Promised Land
- First edition
- Author: Robert B. Parker
- Language: English
- Series: Spenser
- Genre: Detective fiction
- Publisher: Houghton Mifflin
- Publication date: 1976
- Publication place: United States
- Pages: 182
- ISBN: 0-395-24771-3
- Preceded by: Mortal Stakes
- Followed by: The Judas Goat

= Promised Land (novel) =

1976 novel by Robert B. Parker

Promised Land is the fourth Spenser novel by Robert B. Parker, published in 1976. It won the Edgar Award for Best Novel in 1977. It is notable for introducing the character of Hawk.

==Plot summary==
Promised Land, Inc. is the name of a real estate development company belonging to Harvey Shepard and Spenser also metaphorically refers to the Cape Cod area as the Promised Land.

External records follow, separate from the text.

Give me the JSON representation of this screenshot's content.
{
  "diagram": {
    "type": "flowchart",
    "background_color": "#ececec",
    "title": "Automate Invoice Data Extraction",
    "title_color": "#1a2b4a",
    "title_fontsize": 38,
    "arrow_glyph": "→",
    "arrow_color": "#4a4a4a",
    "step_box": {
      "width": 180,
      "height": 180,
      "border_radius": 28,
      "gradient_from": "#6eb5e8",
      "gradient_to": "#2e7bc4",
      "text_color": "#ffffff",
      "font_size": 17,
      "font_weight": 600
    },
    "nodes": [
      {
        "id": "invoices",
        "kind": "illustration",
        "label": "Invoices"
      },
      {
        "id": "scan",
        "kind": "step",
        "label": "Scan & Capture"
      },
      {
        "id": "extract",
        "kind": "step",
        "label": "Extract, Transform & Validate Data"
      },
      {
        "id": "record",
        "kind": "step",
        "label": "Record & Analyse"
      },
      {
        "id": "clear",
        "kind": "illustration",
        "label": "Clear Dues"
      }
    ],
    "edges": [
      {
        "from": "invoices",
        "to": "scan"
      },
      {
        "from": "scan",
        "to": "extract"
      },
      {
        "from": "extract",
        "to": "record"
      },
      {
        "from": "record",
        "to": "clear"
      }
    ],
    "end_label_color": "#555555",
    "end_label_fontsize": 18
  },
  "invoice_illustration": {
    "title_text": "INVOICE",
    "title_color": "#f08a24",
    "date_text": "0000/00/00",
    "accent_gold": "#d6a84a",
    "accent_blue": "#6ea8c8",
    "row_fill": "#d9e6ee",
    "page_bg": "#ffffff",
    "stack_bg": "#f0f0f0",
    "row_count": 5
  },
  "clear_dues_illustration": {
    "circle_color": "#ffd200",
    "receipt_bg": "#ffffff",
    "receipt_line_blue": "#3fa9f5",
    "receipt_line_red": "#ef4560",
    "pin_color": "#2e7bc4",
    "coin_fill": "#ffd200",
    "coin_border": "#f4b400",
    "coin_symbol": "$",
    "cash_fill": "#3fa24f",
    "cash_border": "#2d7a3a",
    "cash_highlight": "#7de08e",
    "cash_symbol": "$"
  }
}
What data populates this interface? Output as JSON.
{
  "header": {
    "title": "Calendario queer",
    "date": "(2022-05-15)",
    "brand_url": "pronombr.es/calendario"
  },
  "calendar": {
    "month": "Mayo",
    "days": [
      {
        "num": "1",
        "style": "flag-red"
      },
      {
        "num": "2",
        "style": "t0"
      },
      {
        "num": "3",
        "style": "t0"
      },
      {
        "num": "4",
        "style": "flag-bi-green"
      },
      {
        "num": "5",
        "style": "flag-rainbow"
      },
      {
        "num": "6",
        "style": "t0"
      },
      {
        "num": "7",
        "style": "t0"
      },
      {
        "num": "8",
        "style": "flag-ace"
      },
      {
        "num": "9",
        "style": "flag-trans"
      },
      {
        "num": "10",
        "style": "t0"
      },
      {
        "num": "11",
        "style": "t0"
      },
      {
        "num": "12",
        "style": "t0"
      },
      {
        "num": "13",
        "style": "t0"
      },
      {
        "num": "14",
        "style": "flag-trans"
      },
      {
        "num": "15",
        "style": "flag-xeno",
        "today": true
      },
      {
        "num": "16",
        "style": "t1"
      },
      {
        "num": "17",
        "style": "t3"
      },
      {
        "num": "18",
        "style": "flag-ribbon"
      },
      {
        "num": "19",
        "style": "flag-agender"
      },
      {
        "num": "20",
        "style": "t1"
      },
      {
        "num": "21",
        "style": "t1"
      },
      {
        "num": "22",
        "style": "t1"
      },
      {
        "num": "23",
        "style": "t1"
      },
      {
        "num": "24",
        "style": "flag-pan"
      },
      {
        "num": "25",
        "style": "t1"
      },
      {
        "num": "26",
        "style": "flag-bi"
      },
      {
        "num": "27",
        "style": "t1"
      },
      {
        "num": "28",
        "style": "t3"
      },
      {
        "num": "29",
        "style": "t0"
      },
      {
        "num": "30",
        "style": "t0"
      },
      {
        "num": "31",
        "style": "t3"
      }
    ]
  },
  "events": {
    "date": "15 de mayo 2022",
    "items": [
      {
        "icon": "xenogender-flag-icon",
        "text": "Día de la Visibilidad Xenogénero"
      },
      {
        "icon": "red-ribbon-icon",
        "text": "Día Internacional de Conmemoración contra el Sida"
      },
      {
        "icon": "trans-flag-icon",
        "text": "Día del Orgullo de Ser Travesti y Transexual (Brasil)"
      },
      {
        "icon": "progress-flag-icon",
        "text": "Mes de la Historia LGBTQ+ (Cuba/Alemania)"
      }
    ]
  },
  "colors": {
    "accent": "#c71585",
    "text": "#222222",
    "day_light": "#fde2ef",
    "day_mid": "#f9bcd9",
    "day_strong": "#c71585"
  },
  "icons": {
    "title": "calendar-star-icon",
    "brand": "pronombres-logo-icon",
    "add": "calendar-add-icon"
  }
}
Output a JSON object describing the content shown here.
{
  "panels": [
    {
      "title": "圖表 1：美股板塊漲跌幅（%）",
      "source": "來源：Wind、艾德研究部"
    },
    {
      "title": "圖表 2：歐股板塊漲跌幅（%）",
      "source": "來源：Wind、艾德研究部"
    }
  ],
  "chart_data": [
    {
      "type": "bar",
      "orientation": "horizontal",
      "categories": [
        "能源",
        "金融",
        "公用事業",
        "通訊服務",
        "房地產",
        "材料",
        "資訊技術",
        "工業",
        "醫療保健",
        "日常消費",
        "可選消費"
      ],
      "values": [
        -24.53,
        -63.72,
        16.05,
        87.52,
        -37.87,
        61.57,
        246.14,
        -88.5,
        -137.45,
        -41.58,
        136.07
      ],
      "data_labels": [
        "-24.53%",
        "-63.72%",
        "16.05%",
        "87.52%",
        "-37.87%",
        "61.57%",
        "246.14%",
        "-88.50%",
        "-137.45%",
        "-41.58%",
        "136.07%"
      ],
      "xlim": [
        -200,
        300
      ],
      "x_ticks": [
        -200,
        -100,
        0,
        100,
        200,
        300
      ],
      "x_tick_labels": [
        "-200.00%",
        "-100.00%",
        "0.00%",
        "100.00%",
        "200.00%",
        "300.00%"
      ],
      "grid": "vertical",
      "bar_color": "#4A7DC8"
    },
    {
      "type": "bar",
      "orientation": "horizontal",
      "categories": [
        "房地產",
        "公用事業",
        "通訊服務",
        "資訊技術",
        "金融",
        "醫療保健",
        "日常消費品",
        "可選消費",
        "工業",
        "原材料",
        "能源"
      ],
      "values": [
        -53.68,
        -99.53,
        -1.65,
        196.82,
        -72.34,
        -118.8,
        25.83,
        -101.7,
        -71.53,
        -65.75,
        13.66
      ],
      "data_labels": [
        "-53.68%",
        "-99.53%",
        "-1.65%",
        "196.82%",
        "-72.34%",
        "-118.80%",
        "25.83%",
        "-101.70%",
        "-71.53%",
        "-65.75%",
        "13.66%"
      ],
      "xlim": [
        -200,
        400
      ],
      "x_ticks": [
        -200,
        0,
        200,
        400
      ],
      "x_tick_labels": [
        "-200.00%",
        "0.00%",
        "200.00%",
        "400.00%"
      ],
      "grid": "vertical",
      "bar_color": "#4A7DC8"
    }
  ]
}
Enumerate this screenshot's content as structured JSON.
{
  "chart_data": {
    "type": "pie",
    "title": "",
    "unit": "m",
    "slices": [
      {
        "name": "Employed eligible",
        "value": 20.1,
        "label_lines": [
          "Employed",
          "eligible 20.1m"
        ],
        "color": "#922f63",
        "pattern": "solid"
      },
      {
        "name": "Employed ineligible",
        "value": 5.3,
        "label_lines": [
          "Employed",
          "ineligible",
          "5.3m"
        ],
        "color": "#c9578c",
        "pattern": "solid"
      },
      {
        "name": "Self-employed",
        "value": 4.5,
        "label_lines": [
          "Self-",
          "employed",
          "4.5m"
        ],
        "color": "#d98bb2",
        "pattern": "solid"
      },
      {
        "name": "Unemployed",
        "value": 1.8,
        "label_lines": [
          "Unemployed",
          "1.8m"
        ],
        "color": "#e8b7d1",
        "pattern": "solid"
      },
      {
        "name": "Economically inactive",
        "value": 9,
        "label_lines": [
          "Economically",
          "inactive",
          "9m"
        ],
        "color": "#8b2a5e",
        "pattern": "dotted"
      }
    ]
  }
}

Spenser is hired by Harvey Shepard to find his runaway wife, Pam. Spenser soon locates her, but promises not to force her to return to her husband against her will. He begins to suspect that Harvey Shepard has been threatened by King Powers (a big-time loan shark) when he sees his enforcer Hawk at Shepard's house. Harvey fires Spenser because Spenser refuses to disclose Pam's location; Pam is staying with two militant feminists named Rose and Jane.
Pam soon becomes entangled in Rose and Jane's bank robbery that resulted in the shooting death of a bank guard and calls Spenser for help. Spenser's dilemma is that he wants to reunite Harvey and Pam while also making sure that Rose and Jane go down for the bank guard's murder while simultaneously setting up King Powers to go to prison. He has to do all this while somehow managing to keep the Shepards (and himself) out of jail and still breathing. He manages to broker a gun deal to between Powers and the militants, while corresponding with the police to arrest the suspects in a sting operation with the intent of keeping the Shepards clean of the affair. Spenser warns Hawk the day of the operation while Powers, his henchmen, and Jane and Rose are arrested. The next day, Powers is bailed out of jail and his associates greet Spenser and Susan at the Shepards' home. After a brief scuffle, Hawk intervenes and leaves Powers to the mercy of Spenser.